Looking for a new way to serve up dessert? S’mores charcuterie boards, or s’mores boards, are an innovative (and Instagram-friendly) way to allow guests to DIY their own sweet treats. With artfully arranged ingredients and some creative tricks of the trade, you can impress any crowd at home with your own imaginative (but quick-to-assemble) dessert presentation.

Brianna Arroyo, founder of Cheese and Honey, hopped on the trend early and shared with us her tips and tricks for making the most aesthetically-pleasing and functional s’mores boards. Compared to the traditional meat and cheese appetizer boards that dominate your social media feed, s’mores boards are a riff on dessert boards, meant more for assembling than eating the pieces individually. “Dessert and charcuterie boards are all about presentation and functionality,” Arroyo says. “S’mores boards work so well because s’mores are just three ingredients, but you can play with toppings and fruits.”
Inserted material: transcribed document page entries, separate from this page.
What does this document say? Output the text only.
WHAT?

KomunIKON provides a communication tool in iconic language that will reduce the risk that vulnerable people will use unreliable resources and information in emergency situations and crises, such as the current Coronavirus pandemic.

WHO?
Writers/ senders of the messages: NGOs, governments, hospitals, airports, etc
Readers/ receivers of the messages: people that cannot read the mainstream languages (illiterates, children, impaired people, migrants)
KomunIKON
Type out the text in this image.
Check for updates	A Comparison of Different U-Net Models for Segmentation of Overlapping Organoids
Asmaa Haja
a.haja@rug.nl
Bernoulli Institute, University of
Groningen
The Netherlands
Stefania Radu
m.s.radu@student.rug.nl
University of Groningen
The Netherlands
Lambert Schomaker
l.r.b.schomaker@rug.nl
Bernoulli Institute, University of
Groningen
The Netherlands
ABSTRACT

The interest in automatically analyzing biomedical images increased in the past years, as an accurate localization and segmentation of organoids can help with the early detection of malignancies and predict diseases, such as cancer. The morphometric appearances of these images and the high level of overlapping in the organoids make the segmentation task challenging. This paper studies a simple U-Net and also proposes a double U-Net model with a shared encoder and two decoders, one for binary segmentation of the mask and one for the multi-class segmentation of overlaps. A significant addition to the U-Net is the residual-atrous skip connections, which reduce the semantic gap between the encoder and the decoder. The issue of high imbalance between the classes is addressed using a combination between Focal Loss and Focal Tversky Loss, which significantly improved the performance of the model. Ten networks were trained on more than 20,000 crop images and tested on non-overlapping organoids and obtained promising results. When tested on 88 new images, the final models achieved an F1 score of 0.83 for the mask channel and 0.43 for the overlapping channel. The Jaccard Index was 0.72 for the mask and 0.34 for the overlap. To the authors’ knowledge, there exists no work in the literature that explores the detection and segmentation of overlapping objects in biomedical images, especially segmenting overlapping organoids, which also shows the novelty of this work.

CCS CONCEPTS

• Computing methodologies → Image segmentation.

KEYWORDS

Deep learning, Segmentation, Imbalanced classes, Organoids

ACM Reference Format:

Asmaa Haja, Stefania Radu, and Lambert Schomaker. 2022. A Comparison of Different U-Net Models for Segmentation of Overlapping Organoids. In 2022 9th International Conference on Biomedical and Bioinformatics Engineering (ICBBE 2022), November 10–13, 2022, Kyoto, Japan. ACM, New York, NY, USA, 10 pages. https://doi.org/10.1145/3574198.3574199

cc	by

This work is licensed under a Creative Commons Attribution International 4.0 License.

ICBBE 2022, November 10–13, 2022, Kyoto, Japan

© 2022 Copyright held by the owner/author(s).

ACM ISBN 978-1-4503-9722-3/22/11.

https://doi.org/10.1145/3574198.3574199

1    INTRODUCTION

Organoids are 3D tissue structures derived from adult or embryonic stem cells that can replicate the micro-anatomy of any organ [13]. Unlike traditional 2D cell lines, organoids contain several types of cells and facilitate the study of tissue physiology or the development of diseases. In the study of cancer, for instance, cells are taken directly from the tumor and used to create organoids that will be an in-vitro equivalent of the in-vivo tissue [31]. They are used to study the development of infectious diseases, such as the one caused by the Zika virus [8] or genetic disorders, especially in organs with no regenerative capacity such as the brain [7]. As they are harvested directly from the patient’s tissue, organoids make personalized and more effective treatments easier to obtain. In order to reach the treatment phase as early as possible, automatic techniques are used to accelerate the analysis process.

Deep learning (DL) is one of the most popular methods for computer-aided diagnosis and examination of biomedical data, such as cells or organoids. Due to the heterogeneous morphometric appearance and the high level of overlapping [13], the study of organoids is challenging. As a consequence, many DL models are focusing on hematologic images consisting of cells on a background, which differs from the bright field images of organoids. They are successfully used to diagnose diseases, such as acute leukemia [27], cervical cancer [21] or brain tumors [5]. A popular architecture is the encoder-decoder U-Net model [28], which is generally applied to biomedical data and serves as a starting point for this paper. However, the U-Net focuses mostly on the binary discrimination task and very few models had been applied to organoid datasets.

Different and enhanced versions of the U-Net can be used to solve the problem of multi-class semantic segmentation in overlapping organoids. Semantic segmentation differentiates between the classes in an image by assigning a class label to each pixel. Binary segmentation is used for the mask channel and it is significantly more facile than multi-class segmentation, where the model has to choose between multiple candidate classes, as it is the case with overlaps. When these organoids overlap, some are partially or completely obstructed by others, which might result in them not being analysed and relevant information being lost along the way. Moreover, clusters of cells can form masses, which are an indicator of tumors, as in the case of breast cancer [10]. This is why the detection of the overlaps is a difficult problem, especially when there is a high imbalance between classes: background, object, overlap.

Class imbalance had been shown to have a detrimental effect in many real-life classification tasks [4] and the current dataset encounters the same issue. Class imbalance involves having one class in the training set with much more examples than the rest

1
The key to making a great s’mores board is using great ingredients. Noelle Ramirez, co-founder of S’moreology in Los Angeles, created high-quality kits perfect for making your own artful s’mores board. S’moreology specializes in gourmet s’mores, like Churros and Chocolate or the Girl Scout-inspired Samoa S’mores Kit. If you’re looking to make a themed s’mores board like cookies and creme or birthday s’mores, try using a S’moreology kit to create a curated board—or combine many to make a diverse array. If you’re in the area, drop by S’moreology to try their gourmet s’mores, brownies, cookies, sundaes, and famous hot chocolate.

Heather Templeton, founder of food blog Heather’s Home Bakery, created her first s’mores board to experiment with dessert experiences for her family. “S’mores boards are a fast way to set up an entire dessert board for your guests,” she says. “You can also use peanut butter cups instead of chocolate bars for a peanut butter kick, or try shortbread cookies instead of graham crackers for a more buttery, cookie bar feel.”

Templeton demonstrates how to creatively arrange a s’mores board in the video below:

To make an indoors s’mores board, Arroyo recommends starting the assembly in the middle with a heat source. “For s’mores boards, you want to start with making the burner the centerpiece so that it helps stand the other ingredients up—and you need it to cook the s’mores,” she explains. Arroyo likes to make the board look as though it’s flowing, with all the ingredients in a diagonal or circular arrangement.

Next, she places the marshmallows and graham crackers on opposite ends of the board. “You want everything to flow directly to the burner, so pile the edges of the boards and have them trickle down as you move to the center.” For the chocolate, Arroyo suggests breaking up the bars to the sizes you would use in one s’more so people don’t need to break up pieces on their own.  

For the final step, Arroyo likes to use fresh fruit and baked goods as fillers. Wherever you see gaps, plop in strawberries, blueberries, mini chocolate chip cookies, or brownie bites. These additions serve as palate refreshers and a break from ooey gooey sweetness.